Going above and beyond
While it’s common for a financial services company to gauge a client’s borrowing capacity on a strict formula, Bank of Texas has gone above and beyond for Summit, according to Trevino. The bank has taken a genuine interest in understanding the unique nature of the business, which has allowed for some flexibility.

And as Summit continues to evolve, so will its relationship with Bank of Texas. For example, in 2021, Summit entered into a collaboration with Gases Research Innovation & Technology, SLU (GRIT) of Barcelona, Spain. Summit will gain technical expertise intended to grow its service capabilities.

And while such a partnership could appear threatening to a typical legacy provider, that’s not the case at Bank of Texas, according to Jiang.

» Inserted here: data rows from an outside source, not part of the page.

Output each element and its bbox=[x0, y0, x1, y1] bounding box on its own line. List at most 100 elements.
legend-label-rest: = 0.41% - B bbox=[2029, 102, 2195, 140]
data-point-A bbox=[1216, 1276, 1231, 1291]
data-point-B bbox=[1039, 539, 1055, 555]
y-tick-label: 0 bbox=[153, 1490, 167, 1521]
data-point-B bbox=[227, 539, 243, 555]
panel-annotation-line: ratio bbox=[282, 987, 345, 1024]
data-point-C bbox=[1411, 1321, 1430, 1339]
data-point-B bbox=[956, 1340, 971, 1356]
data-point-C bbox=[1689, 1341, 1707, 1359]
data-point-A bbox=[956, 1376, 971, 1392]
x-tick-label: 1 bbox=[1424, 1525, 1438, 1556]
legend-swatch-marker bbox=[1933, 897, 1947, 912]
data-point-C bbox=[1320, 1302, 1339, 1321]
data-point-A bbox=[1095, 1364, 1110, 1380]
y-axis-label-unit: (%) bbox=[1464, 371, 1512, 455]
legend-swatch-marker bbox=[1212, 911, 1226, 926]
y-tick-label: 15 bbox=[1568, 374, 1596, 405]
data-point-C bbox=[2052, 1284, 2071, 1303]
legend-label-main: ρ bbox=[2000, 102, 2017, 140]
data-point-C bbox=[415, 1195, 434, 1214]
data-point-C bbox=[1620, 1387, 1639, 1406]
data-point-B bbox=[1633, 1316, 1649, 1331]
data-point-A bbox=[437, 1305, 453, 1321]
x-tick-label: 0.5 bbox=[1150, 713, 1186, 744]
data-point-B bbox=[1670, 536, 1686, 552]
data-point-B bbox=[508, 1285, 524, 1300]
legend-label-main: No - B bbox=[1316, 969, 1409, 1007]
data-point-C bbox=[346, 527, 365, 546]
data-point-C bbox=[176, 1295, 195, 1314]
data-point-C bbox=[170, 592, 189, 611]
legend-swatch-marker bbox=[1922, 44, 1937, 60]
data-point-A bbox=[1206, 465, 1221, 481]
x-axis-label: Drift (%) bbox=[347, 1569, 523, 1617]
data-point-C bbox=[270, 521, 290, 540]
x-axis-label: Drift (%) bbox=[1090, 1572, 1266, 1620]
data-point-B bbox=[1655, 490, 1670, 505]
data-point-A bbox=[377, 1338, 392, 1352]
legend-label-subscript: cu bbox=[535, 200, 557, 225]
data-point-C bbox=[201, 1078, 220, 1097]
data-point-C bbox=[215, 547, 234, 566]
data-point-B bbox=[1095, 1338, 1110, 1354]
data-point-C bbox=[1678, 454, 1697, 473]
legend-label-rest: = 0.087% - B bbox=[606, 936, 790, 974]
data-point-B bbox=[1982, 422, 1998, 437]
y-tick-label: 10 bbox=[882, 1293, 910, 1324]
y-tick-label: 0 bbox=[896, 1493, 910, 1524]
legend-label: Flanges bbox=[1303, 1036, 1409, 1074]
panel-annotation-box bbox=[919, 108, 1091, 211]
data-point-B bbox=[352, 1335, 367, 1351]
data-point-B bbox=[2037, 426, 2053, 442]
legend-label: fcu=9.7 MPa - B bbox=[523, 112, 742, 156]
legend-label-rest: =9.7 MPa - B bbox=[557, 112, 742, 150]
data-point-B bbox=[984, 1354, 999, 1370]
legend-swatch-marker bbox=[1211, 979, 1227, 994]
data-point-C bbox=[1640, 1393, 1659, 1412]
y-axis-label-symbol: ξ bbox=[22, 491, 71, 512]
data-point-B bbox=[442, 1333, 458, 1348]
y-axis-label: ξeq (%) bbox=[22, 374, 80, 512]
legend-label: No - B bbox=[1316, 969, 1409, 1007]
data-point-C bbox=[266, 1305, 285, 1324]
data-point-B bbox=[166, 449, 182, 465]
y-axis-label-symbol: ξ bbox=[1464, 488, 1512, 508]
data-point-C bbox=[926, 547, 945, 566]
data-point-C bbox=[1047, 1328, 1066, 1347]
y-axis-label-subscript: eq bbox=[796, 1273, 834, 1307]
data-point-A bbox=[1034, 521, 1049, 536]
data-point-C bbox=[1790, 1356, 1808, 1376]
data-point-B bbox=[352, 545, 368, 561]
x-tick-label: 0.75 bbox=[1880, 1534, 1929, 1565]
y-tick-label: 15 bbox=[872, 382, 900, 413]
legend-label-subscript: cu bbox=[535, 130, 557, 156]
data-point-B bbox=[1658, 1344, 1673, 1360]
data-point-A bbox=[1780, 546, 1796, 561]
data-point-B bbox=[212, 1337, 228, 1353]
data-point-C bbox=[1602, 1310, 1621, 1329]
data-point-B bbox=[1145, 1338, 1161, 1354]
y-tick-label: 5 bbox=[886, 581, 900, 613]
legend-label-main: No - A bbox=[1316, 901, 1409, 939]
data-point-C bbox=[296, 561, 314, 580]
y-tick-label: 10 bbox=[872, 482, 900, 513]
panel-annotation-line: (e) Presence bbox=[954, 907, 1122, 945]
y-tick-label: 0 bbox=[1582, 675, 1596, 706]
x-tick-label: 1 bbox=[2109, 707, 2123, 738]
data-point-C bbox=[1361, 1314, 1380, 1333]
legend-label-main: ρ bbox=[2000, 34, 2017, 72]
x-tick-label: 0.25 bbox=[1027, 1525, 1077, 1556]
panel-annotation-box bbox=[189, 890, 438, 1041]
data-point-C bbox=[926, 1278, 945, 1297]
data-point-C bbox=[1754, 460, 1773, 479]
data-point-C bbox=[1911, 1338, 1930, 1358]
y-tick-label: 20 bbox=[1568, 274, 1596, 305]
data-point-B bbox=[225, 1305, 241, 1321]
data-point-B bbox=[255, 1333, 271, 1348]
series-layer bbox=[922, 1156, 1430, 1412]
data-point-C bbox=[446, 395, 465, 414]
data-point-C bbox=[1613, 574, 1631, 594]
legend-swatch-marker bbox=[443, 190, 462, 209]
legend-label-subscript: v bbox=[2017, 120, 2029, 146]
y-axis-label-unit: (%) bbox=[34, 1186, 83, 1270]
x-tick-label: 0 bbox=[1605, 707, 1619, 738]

As Summit expands, it will increase its banking services usage. And when GRIT provides new-facility financing to Summit, Bank of Texas will receive and help administer those funds.

“Helping the customer grow, which can lead to other relationship opportunities, gives me a sense of accomplishment that I’m doing good for the world.”

Mike Jiang, Commercial banking relationship manager

What's ahead?
Balancing the continuing need for food safety and the growing demand for human comfort with the worldwide interest in reducing the production of high-GWP chemicals requires an increased contribution by reclaimed refrigerants. The company’s relationship with Bank of Texas will surely grow in the future. Besides, says Jiang, “By helping a refrigerant company grow in southern Texas, it’s literally ‘cool’ that we’re helping people stay cool!”

Three things to know before buying land for business use:

  1. Choose a location that’s compatible with existing businesses, zoning regulations, and highway or delivery route accessibility, as appropriate.
  2. Anticipate business growth from both a facilities and headcount perspective in order to delay or avoid an unnecessary next move. The cost of acquiring more land now will often outweigh the expense and inconvenience of a future relocation.
  3. Seek engineering or architectural expertise in advance to identify potential terrain or drainage issues that can threaten your build out. Many are expensive to remediate.